My son loves to get her to the biting stage because he thinks her growling is funny. I say to him, “You’re gonna get bit,” and he grins and looks at me and, every single time, puts his hand a little closer to the dog’s mouth and she shoots out like a lighting bolt and clamps onto his hand, and he yanks it away howling, “SHE BIT ME!” like it just came out of nowhere. He gets all upset because those bites really do hurt, and acts like the dog is disloyal and unfaithful, and shows me the tooth mark before he goes away pouting, clutching his bitten hand and mumbling, “Bad dog.”

I can’t tell you how many times this has been repeated at my house. Over and over and over again. My son will go off to his room or somewhere and then come back out a little later, still pouting, and won’t make eye contact with the dog, who’s just sitting there on my lap minding her own business, the altercation already forgotten and her little stub tail thumping soundlessly against my leg.

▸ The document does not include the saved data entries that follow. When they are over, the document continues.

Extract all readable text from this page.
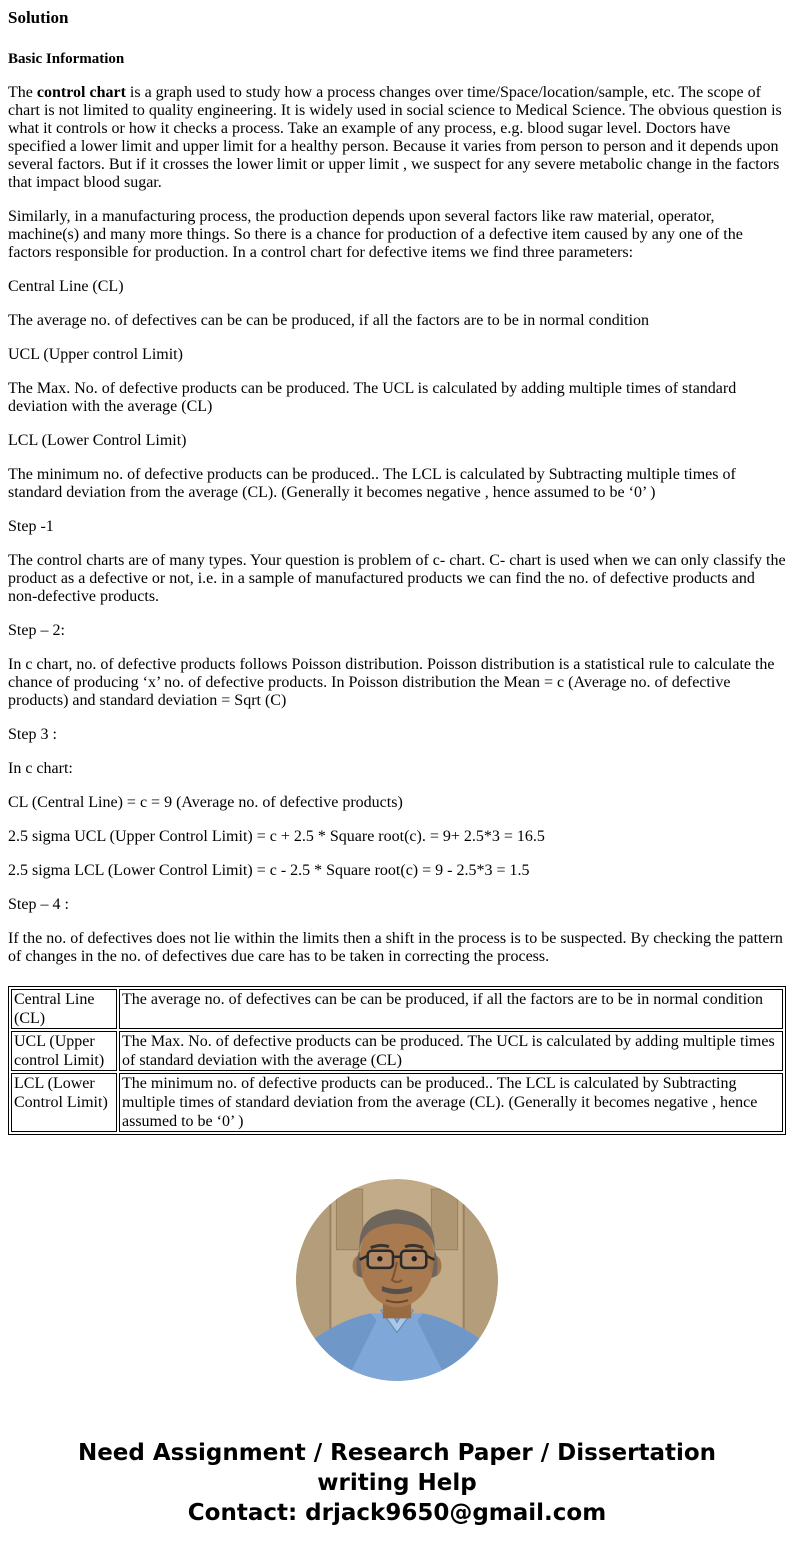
Solution

Basic Information

The control chart is a graph used to study how a process changes over time/Space/location/sample, etc. The scope of chart is not limited to quality engineering. It is widely used in social science to Medical Science. The obvious question is what it controls or how it checks a process. Take an example of any process, e.g. blood sugar level. Doctors have specified a lower limit and upper limit for a healthy person. Because it varies from person to person and it depends upon several factors. But if it crosses the lower limit or upper limit , we suspect for any severe metabolic change in the factors that impact blood sugar.

Similarly, in a manufacturing process, the production depends upon several factors like raw material, operator, machine(s) and many more things. So there is a chance for production of a defective item caused by any one of the factors responsible for production. In a control chart for defective items we find three parameters:

Central Line (CL)

The average no. of defectives can be can be produced, if all the factors are to be in normal condition

UCL (Upper control Limit)

The Max. No. of defective products can be produced. The UCL is calculated by adding multiple times of standard deviation with the average (CL)

LCL (Lower Control Limit)

The minimum no. of defective products can be produced.. The LCL is calculated by Subtracting multiple times of standard deviation from the average (CL). (Generally it becomes negative , hence assumed to be ‘0’ )

Step -1

The control charts are of many types. Your question is problem of c- chart. C- chart is used when we can only classify the product as a defective or not, i.e. in a sample of manufactured products we can find the no. of defective products and non-defective products.

Step – 2:

In c chart, no. of defective products follows Poisson distribution. Poisson distribution is a statistical rule to calculate the chance of producing ‘x’ no. of defective products. In Poisson distribution the Mean = c (Average no. of defective products) and standard deviation = Sqrt (C)

Step 3 :

In c chart:

CL (Central Line) = c = 9 (Average no. of defective products)

2.5 sigma UCL (Upper Control Limit) = c + 2.5 * Square root(c). = 9+ 2.5*3 = 16.5

2.5 sigma LCL (Lower Control Limit) = c - 2.5 * Square root(c) = 9 - 2.5*3 = 1.5

Step – 4 :

If the no. of defectives does not lie within the limits then a shift in the process is to be suspected. By checking the pattern of changes in the no. of defectives due care has to be taken in correcting the process.

Central Line (CL)	The average no. of defectives can be can be produced, if all the factors are to be in normal condition
UCL (Upper control Limit)	The Max. No. of defective products can be produced. The UCL is calculated by adding multiple times of standard deviation with the average (CL)
LCL (Lower Control Limit)	The minimum no. of defective products can be produced.. The LCL is calculated by Subtracting multiple times of standard deviation from the average (CL). (Generally it becomes negative , hence assumed to be ‘0’ )
Need Assignment / Research Paper / Dissertation writing Help
Contact: drjack9650@gmail.com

The dog is the central figure in this house. Everyone wants to know what the dog is doing at all times. When the kids come home, I ask them how school was, and then I tell them about the adventures of the dog that day. “She treed a squirrel,” or “she rolled in something so foul it made my eyes water,” or “she saw some crows and barked her fool head off for half an hour.” I honestly don’t know what we all talked about before the dog. She’s everyone’s best friend, but she likes my lap the best.

 

Walking Laurie’s Dog

I woke up this morning and I was so cranky I started an argument with the mirror.

At least I could look forward to walking with my friend, Laurie. Except she’s got this big black standard Poodle named Pepper. He’s 14 and can’t hear, or refuses to. Laurie pesters him all the time. “Pepper, Pep, where are you, Pep, come here boy, Pep, Pepper?” Laurie’s got chickens, too, but I’ll gripe about them some other time.

So Pepper is FOS, (full of ____) all the time. No matter when we walk, day or night, that dog is this big, lumbering, hunched over, straining eyesore dropping chocolate loafs all over the place like strings of sausages. It’s nauseating. No, really, I’ve gotten that “bl…lu” reflex a couple of times in my throat.

Laurie never brings enough plastic bags – however many she stuffs in her pockets on any given day is usually about half as many as she needs. Today we were walking through a school playground when the dog started doing his thing as he kindof traveled along. He covered about ten feet with mini-loafs, making a dotted line behind him. Laurie picked up a couple and started strolling away from the scene of the crime, (and it is criminal – I’d like to know how what that dog eats). “Oh, no,” I said. “You have to pick it all up, this is a playground.” “Was there more?” she asked, as if her darling precious, poodle-hairdo scalped sissy dog could have done such a thing. I marched over and pointed my finger down at the grass, shaking it a little like a judge harassing a guilty criminal. “There’s one,” I said, “and here’s another, and there’s another one over there, and two more at the base of that tree.” “Good Lord,” she exclaimed. “Pep, what’s gotten into you, boy?” Good question, I thought.

We resumed our walk, the dog jerking Laurie backwards from time to time as he continued to blanket Southwest Portland in giant tootsie rolls. Although, like everything, there is a bright side. If we ever get lost, we can follow the trail of plastic bags every few feet until they lead us safely back home.